At 4:30 a.m. in the Modesto jail -- and again 12 hours later -- it's "pill pass time," when the medical staff hand out about a dozen types of medications. But they can't force inmates to take their prescriptions for bipolar disorder, major depression and substance abuse psychosis.
"You're making jailers our mental health treatment personnel," said Phil Trompetter, a Modesto police and forensic psychologist. "They're not trained to do that. ... This population is not getting what they need, and I think it's a lose-lose for everybody."
The movement to abandon state mental hospitals began in the mid-1950s, and California led the way.
It found support from both ends of the political spectrum: Fiscal conservatives wanted to save money, and civil rights advocates wanted to "liberate" patients.
When then-Gov. Ronald Reagan took office in the mid-1960s, the hospitals were half empty. Reagan vowed to close the hospitals.
Called deinstitutionalization, that policy made it difficult to find a bed for a seriously mentally ill person needing treatment, according to the report. In 1955, there was one psychiatric bed for every 300 Americans.
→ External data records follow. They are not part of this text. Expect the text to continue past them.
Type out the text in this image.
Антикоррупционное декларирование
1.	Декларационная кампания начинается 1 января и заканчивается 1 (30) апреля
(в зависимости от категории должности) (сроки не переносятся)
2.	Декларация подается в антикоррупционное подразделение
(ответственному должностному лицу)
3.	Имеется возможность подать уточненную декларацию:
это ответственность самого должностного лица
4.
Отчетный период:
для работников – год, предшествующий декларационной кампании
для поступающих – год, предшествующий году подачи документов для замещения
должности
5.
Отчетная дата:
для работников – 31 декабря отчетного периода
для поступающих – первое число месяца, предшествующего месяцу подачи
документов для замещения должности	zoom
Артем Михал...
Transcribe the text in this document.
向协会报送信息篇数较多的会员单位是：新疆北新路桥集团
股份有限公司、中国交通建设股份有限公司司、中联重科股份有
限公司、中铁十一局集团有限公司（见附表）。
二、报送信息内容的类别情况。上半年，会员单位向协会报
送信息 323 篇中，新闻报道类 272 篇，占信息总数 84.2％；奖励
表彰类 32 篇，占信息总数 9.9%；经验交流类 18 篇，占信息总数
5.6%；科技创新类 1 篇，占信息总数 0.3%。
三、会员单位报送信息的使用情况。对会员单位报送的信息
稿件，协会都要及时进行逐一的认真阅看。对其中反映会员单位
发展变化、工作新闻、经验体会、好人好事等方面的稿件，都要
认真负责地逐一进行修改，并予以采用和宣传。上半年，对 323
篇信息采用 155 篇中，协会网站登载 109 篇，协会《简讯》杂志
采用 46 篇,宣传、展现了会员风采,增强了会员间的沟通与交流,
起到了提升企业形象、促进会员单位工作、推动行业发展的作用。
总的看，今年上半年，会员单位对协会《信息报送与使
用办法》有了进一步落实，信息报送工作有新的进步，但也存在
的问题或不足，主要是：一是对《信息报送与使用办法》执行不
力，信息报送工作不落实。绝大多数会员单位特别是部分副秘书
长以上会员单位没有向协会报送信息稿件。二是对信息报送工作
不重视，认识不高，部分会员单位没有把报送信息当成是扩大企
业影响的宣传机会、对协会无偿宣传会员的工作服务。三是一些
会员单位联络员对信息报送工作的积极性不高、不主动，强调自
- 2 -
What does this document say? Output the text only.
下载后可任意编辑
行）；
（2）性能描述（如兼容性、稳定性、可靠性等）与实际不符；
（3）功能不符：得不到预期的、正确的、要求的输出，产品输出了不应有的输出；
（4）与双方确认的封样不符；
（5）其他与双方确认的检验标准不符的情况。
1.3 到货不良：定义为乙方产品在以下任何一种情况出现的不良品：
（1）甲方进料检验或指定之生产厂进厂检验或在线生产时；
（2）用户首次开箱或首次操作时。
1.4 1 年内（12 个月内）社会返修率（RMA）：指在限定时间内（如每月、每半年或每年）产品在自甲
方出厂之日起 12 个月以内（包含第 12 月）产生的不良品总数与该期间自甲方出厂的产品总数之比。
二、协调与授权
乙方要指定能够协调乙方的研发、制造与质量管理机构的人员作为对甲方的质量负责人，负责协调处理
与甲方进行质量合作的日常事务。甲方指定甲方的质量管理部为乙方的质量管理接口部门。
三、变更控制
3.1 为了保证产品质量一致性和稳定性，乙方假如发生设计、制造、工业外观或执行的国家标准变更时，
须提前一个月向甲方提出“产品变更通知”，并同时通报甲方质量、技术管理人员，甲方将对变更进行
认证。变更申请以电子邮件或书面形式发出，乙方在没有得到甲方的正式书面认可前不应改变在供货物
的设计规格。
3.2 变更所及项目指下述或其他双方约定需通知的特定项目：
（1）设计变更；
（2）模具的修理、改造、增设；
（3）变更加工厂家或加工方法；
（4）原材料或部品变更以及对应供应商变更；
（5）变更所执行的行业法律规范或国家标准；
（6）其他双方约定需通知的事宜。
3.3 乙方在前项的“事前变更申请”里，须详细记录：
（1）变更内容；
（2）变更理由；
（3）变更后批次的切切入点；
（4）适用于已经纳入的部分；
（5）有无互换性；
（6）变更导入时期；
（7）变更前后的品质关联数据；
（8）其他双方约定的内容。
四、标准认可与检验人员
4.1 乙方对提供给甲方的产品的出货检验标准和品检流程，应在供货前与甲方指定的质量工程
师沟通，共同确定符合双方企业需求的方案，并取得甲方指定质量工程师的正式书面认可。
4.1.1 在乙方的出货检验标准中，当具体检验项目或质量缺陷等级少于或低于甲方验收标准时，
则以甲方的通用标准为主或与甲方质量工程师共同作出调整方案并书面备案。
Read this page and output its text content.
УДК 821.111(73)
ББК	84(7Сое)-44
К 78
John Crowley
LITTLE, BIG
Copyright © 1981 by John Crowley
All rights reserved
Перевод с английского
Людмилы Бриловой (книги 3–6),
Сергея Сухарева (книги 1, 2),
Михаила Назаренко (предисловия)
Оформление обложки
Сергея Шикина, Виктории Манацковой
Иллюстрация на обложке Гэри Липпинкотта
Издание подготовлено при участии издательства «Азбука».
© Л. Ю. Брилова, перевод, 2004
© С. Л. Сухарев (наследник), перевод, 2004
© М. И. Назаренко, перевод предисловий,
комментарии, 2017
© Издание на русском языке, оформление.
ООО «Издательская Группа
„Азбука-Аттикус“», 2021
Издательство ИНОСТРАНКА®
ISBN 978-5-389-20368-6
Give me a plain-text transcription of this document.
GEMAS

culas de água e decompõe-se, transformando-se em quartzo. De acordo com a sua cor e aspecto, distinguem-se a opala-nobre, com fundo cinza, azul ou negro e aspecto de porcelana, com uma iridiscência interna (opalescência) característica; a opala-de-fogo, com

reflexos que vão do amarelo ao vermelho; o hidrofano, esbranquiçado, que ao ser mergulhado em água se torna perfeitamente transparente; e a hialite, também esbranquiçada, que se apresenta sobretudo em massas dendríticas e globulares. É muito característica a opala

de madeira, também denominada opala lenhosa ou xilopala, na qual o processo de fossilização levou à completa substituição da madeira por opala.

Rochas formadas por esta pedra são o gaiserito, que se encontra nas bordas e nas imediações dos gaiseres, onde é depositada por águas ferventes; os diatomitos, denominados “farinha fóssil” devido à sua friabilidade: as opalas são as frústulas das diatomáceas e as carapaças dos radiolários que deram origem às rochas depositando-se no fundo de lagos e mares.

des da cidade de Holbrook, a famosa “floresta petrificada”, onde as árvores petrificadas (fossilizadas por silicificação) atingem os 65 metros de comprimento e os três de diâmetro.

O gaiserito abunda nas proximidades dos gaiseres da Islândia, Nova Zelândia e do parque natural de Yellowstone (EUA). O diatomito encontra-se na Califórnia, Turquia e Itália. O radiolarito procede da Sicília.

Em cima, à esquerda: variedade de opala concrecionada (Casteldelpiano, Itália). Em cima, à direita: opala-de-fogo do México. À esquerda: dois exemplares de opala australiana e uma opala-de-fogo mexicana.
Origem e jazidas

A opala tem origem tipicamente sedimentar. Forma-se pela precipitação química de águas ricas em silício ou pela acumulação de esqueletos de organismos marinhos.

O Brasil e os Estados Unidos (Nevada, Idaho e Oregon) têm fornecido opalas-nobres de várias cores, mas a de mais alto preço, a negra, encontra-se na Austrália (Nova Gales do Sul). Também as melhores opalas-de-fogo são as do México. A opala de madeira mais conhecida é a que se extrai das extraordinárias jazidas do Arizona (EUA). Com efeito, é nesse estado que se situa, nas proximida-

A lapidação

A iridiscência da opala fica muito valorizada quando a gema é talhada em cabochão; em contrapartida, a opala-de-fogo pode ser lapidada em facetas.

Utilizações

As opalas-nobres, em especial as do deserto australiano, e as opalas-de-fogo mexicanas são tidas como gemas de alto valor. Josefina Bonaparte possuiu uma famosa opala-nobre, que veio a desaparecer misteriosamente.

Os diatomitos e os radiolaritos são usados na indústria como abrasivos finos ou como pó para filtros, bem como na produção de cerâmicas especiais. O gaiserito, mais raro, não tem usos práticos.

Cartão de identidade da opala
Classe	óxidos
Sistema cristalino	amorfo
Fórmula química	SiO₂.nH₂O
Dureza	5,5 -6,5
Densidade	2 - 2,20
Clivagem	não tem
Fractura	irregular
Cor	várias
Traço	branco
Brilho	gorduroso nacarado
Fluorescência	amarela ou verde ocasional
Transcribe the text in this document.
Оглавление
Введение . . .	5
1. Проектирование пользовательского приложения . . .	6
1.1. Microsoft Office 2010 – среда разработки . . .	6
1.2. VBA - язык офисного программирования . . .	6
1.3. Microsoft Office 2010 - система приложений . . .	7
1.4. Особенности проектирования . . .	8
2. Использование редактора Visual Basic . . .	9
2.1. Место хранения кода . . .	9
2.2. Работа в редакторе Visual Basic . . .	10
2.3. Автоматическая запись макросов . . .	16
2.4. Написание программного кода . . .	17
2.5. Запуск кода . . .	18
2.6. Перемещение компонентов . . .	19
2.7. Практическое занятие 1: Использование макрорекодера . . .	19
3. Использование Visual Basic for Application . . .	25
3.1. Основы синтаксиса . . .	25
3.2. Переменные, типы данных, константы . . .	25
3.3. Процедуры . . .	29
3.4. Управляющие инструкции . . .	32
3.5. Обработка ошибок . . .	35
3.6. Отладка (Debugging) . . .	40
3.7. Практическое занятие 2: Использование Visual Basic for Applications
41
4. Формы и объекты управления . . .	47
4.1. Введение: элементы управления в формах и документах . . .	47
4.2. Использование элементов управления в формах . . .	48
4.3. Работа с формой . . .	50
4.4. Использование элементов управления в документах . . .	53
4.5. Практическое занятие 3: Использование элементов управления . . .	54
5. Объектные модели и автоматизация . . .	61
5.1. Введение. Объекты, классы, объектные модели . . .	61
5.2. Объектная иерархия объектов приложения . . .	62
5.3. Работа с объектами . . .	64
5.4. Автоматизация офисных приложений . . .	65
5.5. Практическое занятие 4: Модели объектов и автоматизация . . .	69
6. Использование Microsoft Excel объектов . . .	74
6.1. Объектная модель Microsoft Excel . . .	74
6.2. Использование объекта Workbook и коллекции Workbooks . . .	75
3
In 2004, that ratio grew to one bed for every 3,000 Americans, the report said.
Trompetter said most of these psychiatric beds are filled by those ordered there by the courts, including sexually violent predators, those found incompetent to stand trial or those found not guilty by reason of insanity.
Because of the lack of hospital space, police often are forced to take the mentally ill who commit minor misdemeanors -- from petty thefts to urinating in public -- to jail instead, Trompetter said.
"We have too many untreated mentally ill people who are getting criminalized because of the absence of resources," Trompetter said.
One nationally recognized solution is called a mental health treatment court, which gives offenders the choice between going to jail or following a treatment plan -- including taking prescribed medications.
Stanislaus County launched such a program three years ago, and it was singled out statewide by the state Department of Corrections and Rehabilitation for its success in decreasing the recidivism rate among mentally ill offenders and helping smooth their transition back into society.
A team of experts works collaboratively within the county's mental health court. Those people include deputy Frost, a registered nurse, prosecutor, deputy public defender, probation officer and counselor.
But at the same time, the county lost $1 million in grant money because of the state's budget shortfall, Frost said. The court was forced to stop taking new offenders and cut its client enrollment by half. Four people are currently enrolled in the court's program, Frost said.
"We deal every day with this crisis of the mentally ill -- in jail or out on the street," Frost said. "We do need the funding for these types of programs."
What would be his solution in an ideal world?
"If they could print money for this," Frost smiles, "that would be great."